FOOD SAFETY Expert Witnesses

Food Safety Law: Major Corporations

Food safety litigation is on the rise, with some major corporations being potentially held accountable in ways that were previously unheard of. This article examines the trends in food safety litigation, in terms of the direction it is headed and what kinds of experts may be needed to address new trends.

Two major food companies have been dealing with litigation over the safety of their products for extended periods, in the sense that the food safety concerns have not only been about a few isolated incidents but have entailed ongoing issues.  See, e.g., Rebekah Mintzer, “Chipotle and Blue Bell Cases May Turn Executive Stomachs,” Corporate Counsel, Jan. 7, 2016. In addition to protracted legal battles, the most recent food safety litigation has also been unique in that the federal government has involved itself and is pursuing potential criminal action against individual executives of the respondent companies.

The modern trend towards holding companies and their executives criminally responsible is worth noting.
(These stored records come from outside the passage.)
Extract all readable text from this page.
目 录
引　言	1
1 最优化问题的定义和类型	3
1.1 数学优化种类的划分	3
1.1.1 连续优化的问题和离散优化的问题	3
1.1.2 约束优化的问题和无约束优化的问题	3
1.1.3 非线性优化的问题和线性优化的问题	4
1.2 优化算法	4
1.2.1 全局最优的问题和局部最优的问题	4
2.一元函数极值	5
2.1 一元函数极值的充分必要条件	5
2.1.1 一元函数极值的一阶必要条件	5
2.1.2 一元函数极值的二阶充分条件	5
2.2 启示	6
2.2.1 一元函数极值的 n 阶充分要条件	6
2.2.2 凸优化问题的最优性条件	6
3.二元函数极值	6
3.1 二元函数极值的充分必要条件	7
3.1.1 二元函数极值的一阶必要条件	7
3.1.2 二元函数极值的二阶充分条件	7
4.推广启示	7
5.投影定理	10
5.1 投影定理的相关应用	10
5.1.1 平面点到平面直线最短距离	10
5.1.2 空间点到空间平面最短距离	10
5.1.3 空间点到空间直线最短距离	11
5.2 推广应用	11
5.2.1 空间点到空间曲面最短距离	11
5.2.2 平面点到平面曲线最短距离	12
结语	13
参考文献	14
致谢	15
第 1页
In fact, “Federal criminal prosecutions over food safety problems used to be nonexistent. Food-borne illness attorney Bill Marler, managing partner at Marler Clark, says that he’s been in practice for 20 years but has only seen the government launch these prosecutions in the last five.” Id.
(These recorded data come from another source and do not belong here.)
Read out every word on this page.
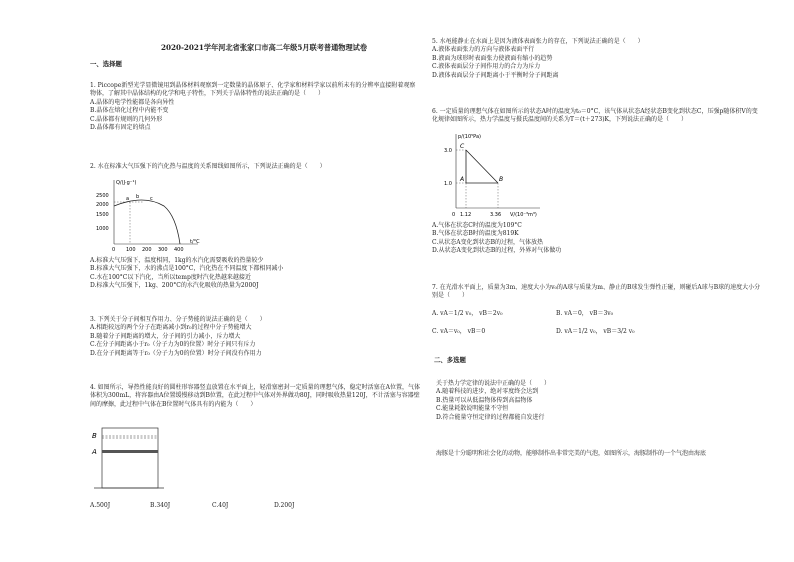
2020-2021学年河北省张家口市高二年级5月联考普通物理试卷
一、选择题
1. Piccope新型光学显微镜用到晶体材料观察到一定数量的晶体原子、化学家和材料学家以前所未有的分辨率直接附着观察物体，了解其中晶体结构的化学和电子特性，下列关于晶体特性的说法正确的是（　　）
A.晶体的电学性能都是各向异性
B.晶体在熔化过程中内能不变
C.晶体都有规则的几何外形
D.晶体都有固定的熔点
2. 水在标准大气压强下的汽化热与温度的关系图线如图所示，下列说法正确的是（　　）
Q/(J·g⁻¹)
t/°C
2500
2000
1500
1000
0 100 200 300 400
a b c
A.标准大气压强下，温度相同，1kg的水汽化需要吸收的热量较少
B.标准大气压强下，水的沸点是100°C，汽化热在不同温度下都相同减小
C.水在100°C以下汽化，当所以temp度时汽化热越来越接近
D.标准大气压强下，1kg、200°C的水汽化吸收的热量为2000J
3. 下列关于分子间相互作用力、分子势能的说法正确的是（　　）
A.相距较远的两个分子在距离减小到r₀的过程中分子势能增大
B.随着分子间距离的增大，分子间的引力减小，斥力增大
C.在分子间距离小于r₀（分子力为0的位置）时分子间只有斥力
D.在分子间距离等于r₀（分子力为0的位置）时分子间没有作用力
4. 如图所示，导热性能良好的圆柱形容器竖直放置在水平面上，轻滑塞密封一定质量的理想气体，稳定时活塞在A位置，气体体积为300mL，将容器由A位置缓慢移动到B位置，在此过程中气体对外界做功80J，同时吸收热量120J，不计活塞与容器壁间的摩擦，此过程中气体在B位置时气体具有的内能为（　　）
B
A
A.500J	B.340J	C.40J	D.200J
5. 水黾能静止在水面上是因为液体表面张力的存在，下列说法正确的是（　　）
A.液体表面张力的方向与液体表面平行
B.液面为球形时表面张力使液面有缩小的趋势
C.液体表面层分子间作用力的合力为斥力
D.液体表面层分子间距离小于平衡时分子间距离
6. 一定质量的理想气体在如图所示的状态A时的温度为t₀＝0°C，该气体从状态A经状态B变化到状态C，压强p随体积V的变化规律如图所示，热力学温度与摄氏温度间的关系为T＝(t＋273)K，下列说法正确的是（　　）
p/(10⁵Pa)
V/(10⁻³m³)
3.0
1.0
0 1.12	3.36
A	B
C
A.气体在状态C时的温度为109°C
B.气体在状态B时的温度为819K
C.从状态A变化到状态B的过程，气体放热
D.从状态A变化到状态B的过程，外界对气体做功
7. 在光滑水平面上，质量为3m、速度大小为v₀的A球与质量为m、静止的B球发生弹性正碰，则碰后A球与B球的速度大小分别是（　　）
A. vA＝1/2 v₀， vB＝2v₀	B. vA＝0， vB＝3v₀
C. vA＝v₀， vB＝0	D. vA＝1/2 v₀， vB＝3/2 v₀
二、多选题
关于热力学定律的说法中正确的是（　　）
A.随着科技的进步，绝对零度终会达到
B.热量可以从低温物体传到高温物体
C.能量耗散说明能量不守恒
D.符合能量守恒定律的过程都能自发进行
海豚是十分聪明和社会化的动物，能够制作出非常完美的气泡，如图所示，海豚制作的一个气泡由海底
In addition, current food safety litigation has been geared towards holding individual executives, rather than entire companies, responsible for contamination and related matters. See id, e.g. Experts have argued that because of this, if government agencies get involved, they will also take criminal action against individual members of a company, rather than the company itself. See id.

Food Safety Expert Witnesses: Choosing the Right Expert

What is the implication for companies and their executives? Some industry professionals have suggested keeping a good criminal attorney on retainer. See id. Others have mentioned the importance of selecting the right food safety experts. In terms of expert witness selection, companies should understand the direction that food safety litigation is heading and should try to choose their experts accordingly.

Specifically, what should defendants look for in expert witnesses for food safety litigation? Any expert who is retained should be very familiar with the standards that will be applied in a particular case. For example, to convict executives of a food safety violation, the prosecution will have to prove that the executive in question ignored a risk. Id. Experts who work with clients accused of a food safety violation should understand this and formulate theories and opinions that account for the specificity of the charge. Prosecutors do not have to prove that an individual knew people were getting sick in order to prove criminal liability, so experts in food safety should understand this and work to craft evidence that takes this into account and is responsive.

Expert witnesses may be more important than ever in food safety litigation, particularly when it seems that the stakes are so much higher. Regardless of whether the litigation is civil or criminal, companies and individuals selecting and retaining experts should look for witnesses who understand the direction food safety litigation is heading and can address both civil and criminal matters with confidence and credibility. If such care is taken in retaining experts, food safety headaches may become much less troublesome for the parties involved.